The Smashing of a Carcass
It was the year when the ground hogs started infesting
our field, burrowing their mindless tunnels
until it was all nearly hollow. I’m a lot like that field,
Dad would drape the comment over our shoulders, my brother,
Will, and I felt exactly the same thing except Will’s neck
and face was full of autumn, the colors pushing up
beneath the skin; a warm, subtle soreness, so his feeling
was a little different. He stood a little further away
from the father but still swallowed the field whole.
It was that year when Dad taught us how to hunt.
How to be predators. How to be quiet and patient. Waiting
for the right moment, even if years passed, to strike and rid
the vermin. We would sit in the field for hours. Not speaking.
Waiting by the hole for the ground hog
to look for his shadow but only finding a bullet.
We would eat him later. I remember another year,
Christmas, Will and I got Critter Cages. Will transformed
his into a torture chamber. He had a library of tools
to burn, de-fragment, poke, restrain, crush.
I would watch him do his meticulous work. Watch him spray
the hair spray, light the lighter.

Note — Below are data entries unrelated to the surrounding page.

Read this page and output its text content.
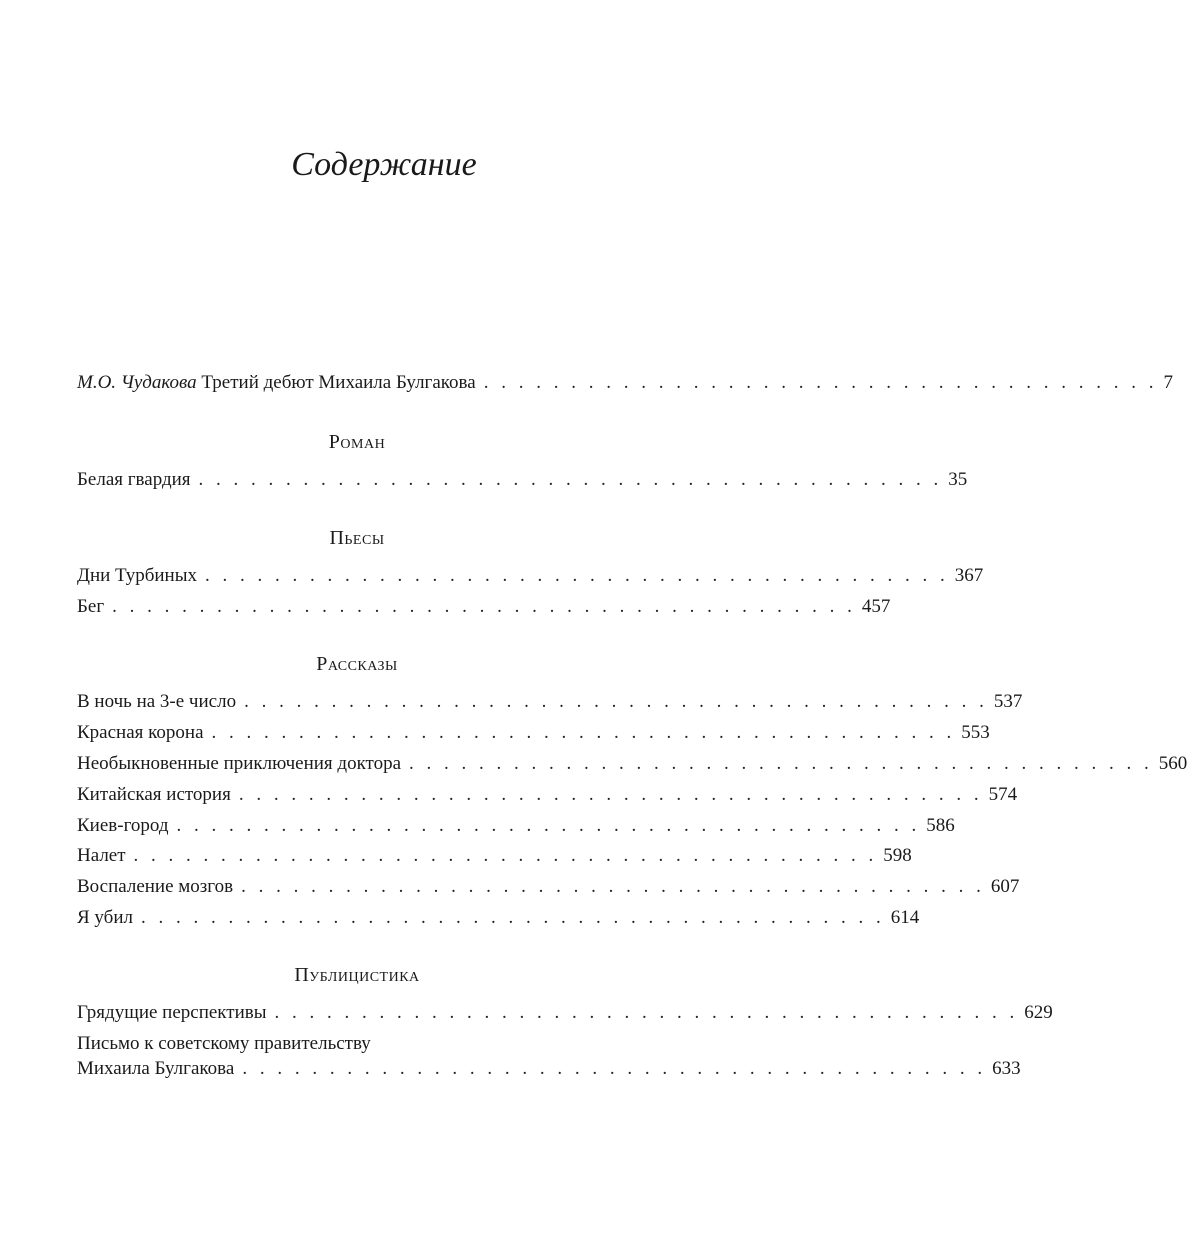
Содержание
М.О. Чудакова Третий дебют Михаила Булгакова . . . . . . . . . . . . . . . . . . . . . . . . . . . . . . . . . . . . . . . 7
Роман
Белая гвардия . . . . . . . . . . . . . . . . . . . . . . . . . . . . . . . . . . . . . . . . . . . 35
Пьесы
Дни Турбиных . . . . . . . . . . . . . . . . . . . . . . . . . . . . . . . . . . . . . . . . . . . 367
Бег . . . . . . . . . . . . . . . . . . . . . . . . . . . . . . . . . . . . . . . . . . . 457
Рассказы
В ночь на 3-е число . . . . . . . . . . . . . . . . . . . . . . . . . . . . . . . . . . . . . . . . . . . 537
Красная корона . . . . . . . . . . . . . . . . . . . . . . . . . . . . . . . . . . . . . . . . . . . 553
Необыкновенные приключения доктора . . . . . . . . . . . . . . . . . . . . . . . . . . . . . . . . . . . . . . . . . . . 560
Китайская история . . . . . . . . . . . . . . . . . . . . . . . . . . . . . . . . . . . . . . . . . . . 574
Киев-город . . . . . . . . . . . . . . . . . . . . . . . . . . . . . . . . . . . . . . . . . . . 586
Налет . . . . . . . . . . . . . . . . . . . . . . . . . . . . . . . . . . . . . . . . . . . 598
Воспаление мозгов . . . . . . . . . . . . . . . . . . . . . . . . . . . . . . . . . . . . . . . . . . . 607
Я убил . . . . . . . . . . . . . . . . . . . . . . . . . . . . . . . . . . . . . . . . . . . 614
Публицистика
Грядущие перспективы . . . . . . . . . . . . . . . . . . . . . . . . . . . . . . . . . . . . . . . . . . . 629
Письмо к советскому правительству
Михаила Булгакова . . . . . . . . . . . . . . . . . . . . . . . . . . . . . . . . . . . . . . . . . . . 633
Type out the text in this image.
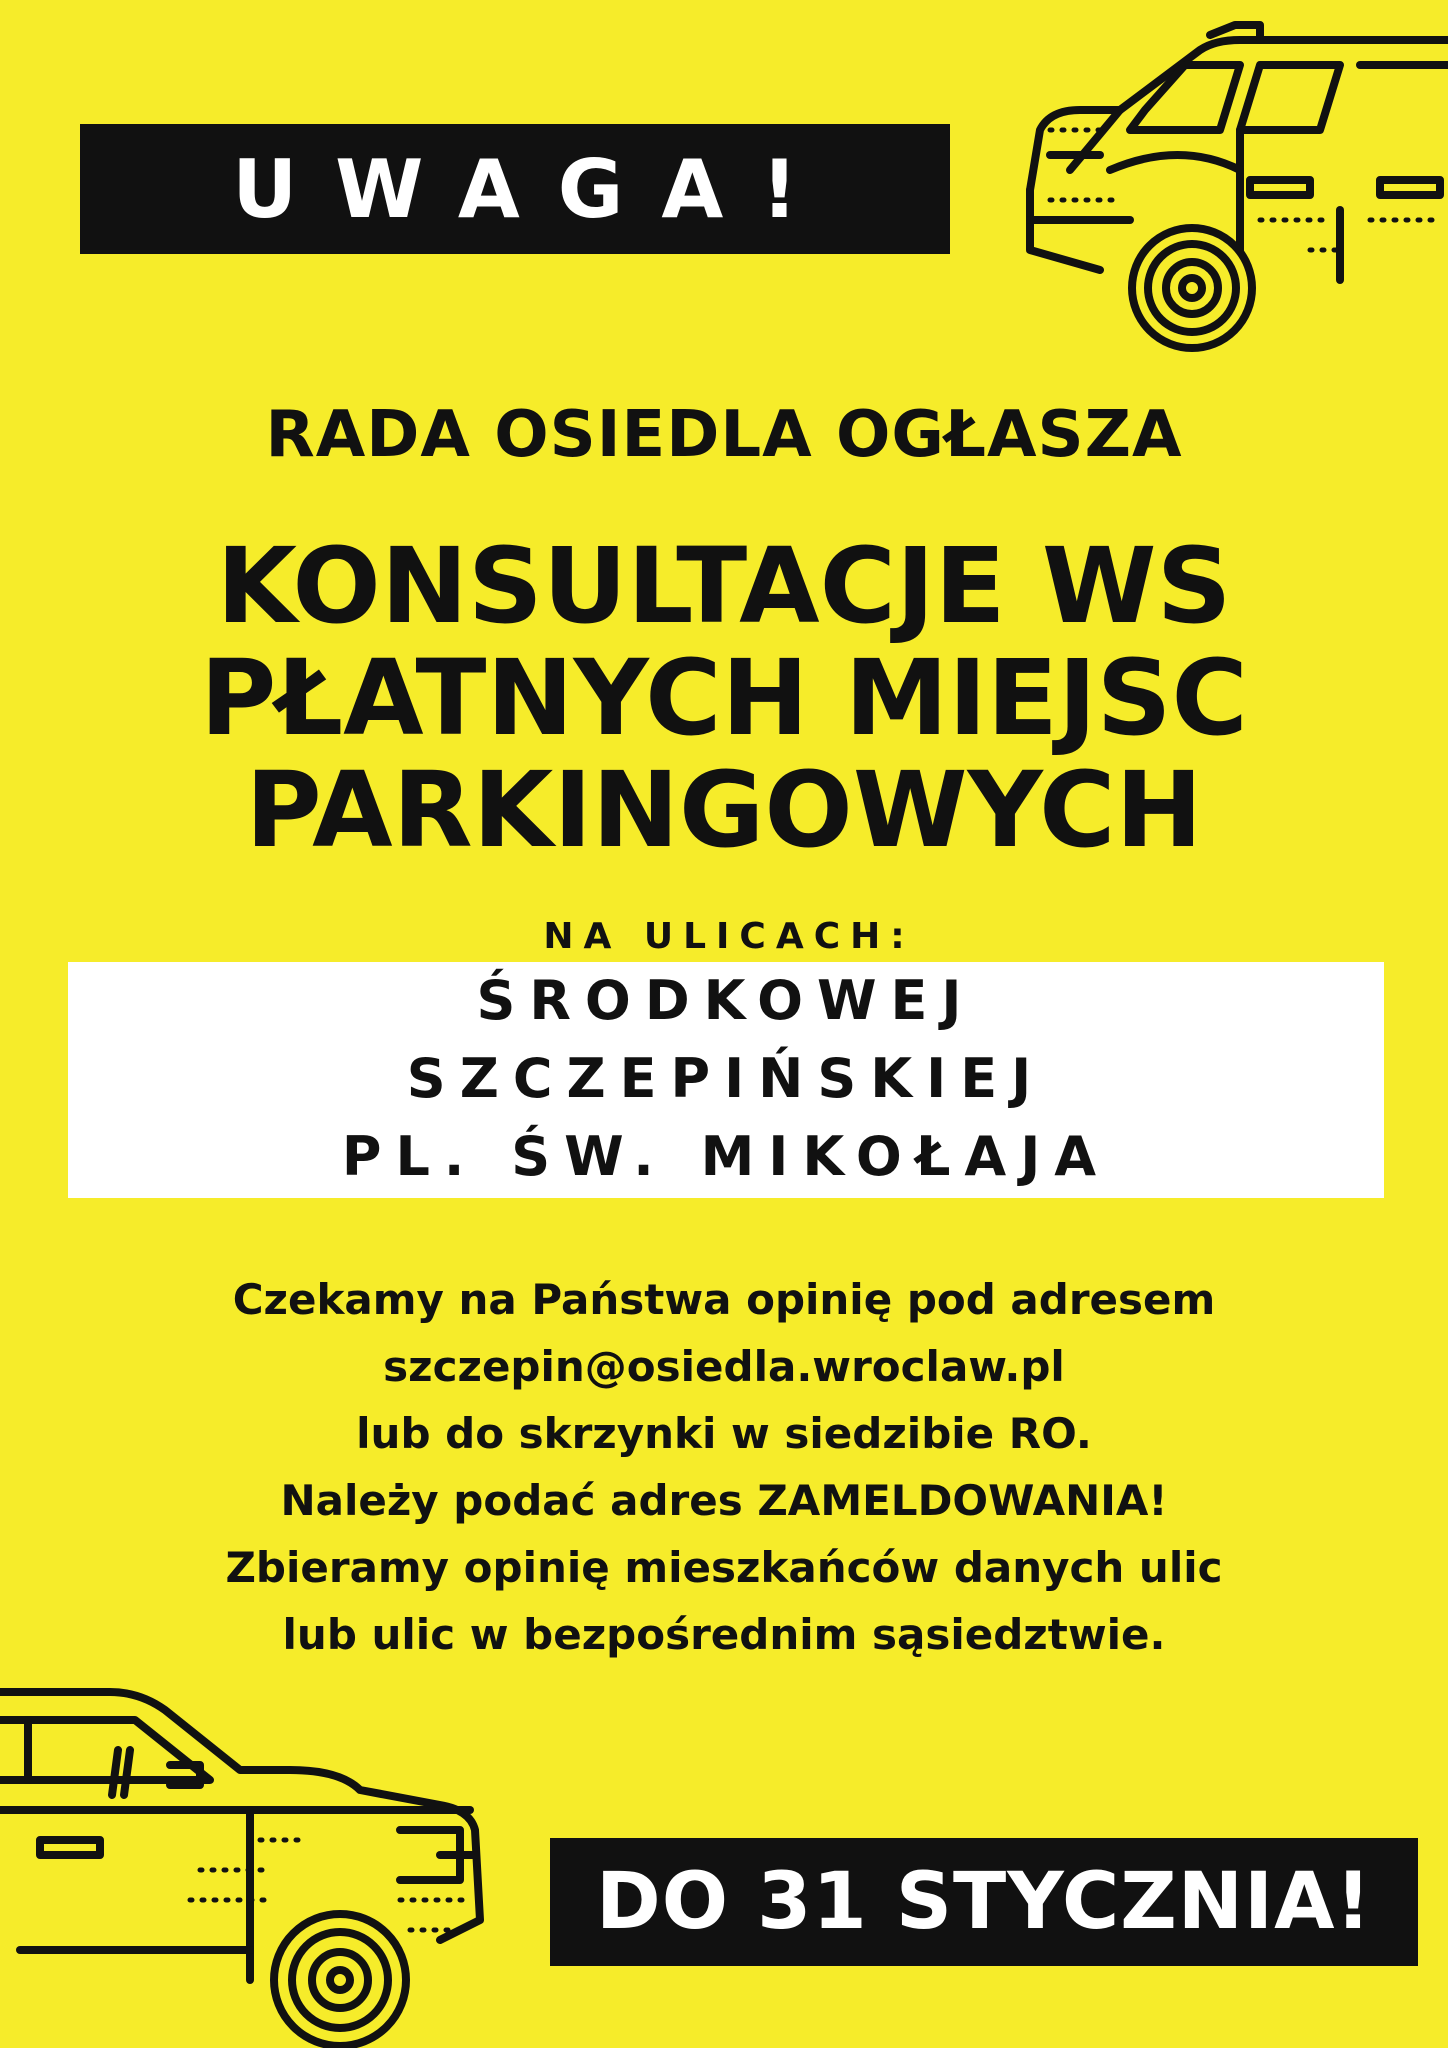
UWAGA!
RADA OSIEDLA OGŁASZA
KONSULTACJE WS
PŁATNYCH MIEJSC
PARKINGOWYCH
NA ULICACH:
ŚRODKOWEJ
SZCZEPIŃSKIEJ
PL. ŚW. MIKOŁAJA
Czekamy na Państwa opinię pod adresem
szczepin@osiedla.wroclaw.pl
lub do skrzynki w siedzibie RO.
Należy podać adres ZAMELDOWANIA!
Zbieramy opinię mieszkańców danych ulic
lub ulic w bezpośrednim sąsiedztwie.
DO 31 STYCZNIA!
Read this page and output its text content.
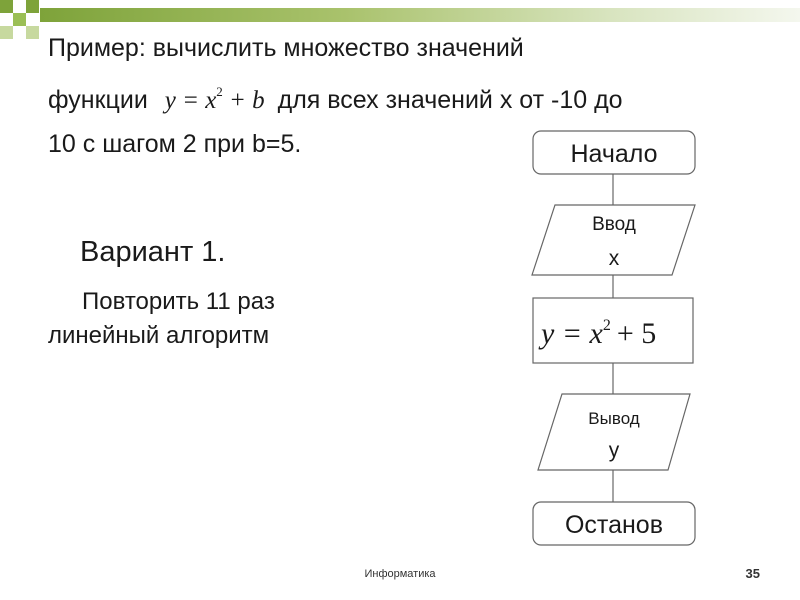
Пример: вычислить множество значений
функции $y = x^2 + b$ для всех значений x от -10 до
10 с шагом 2 при b=5.
Вариант 1.
Повторить 11 раз
линейный алгоритм
Начало
Ввод
x
$y = x^2 + 5$
Вывод
y
Останов
Информатика	35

I would watch grasshoppers
squirm in their exoskeleton segments as they burned.
My brother’s eyes plain and indifferent.
Sometimes he would laugh. I watched.
A year later he beat the ground hog
with a log then with a baseball bat.
Relentlessly smashing the carcass I watched.
A dog barked. We never told Dad about the ground hog.
We tossed the formless body deep into the woods
but the dog kept dragging it back out.
I originally wrote this in the Fall of 2004 while I was in Adrian Blevins Poetry II class at Colby College. It was during this year that I explored writing many autobiographical poems, many about my family. I have revised this poem many times.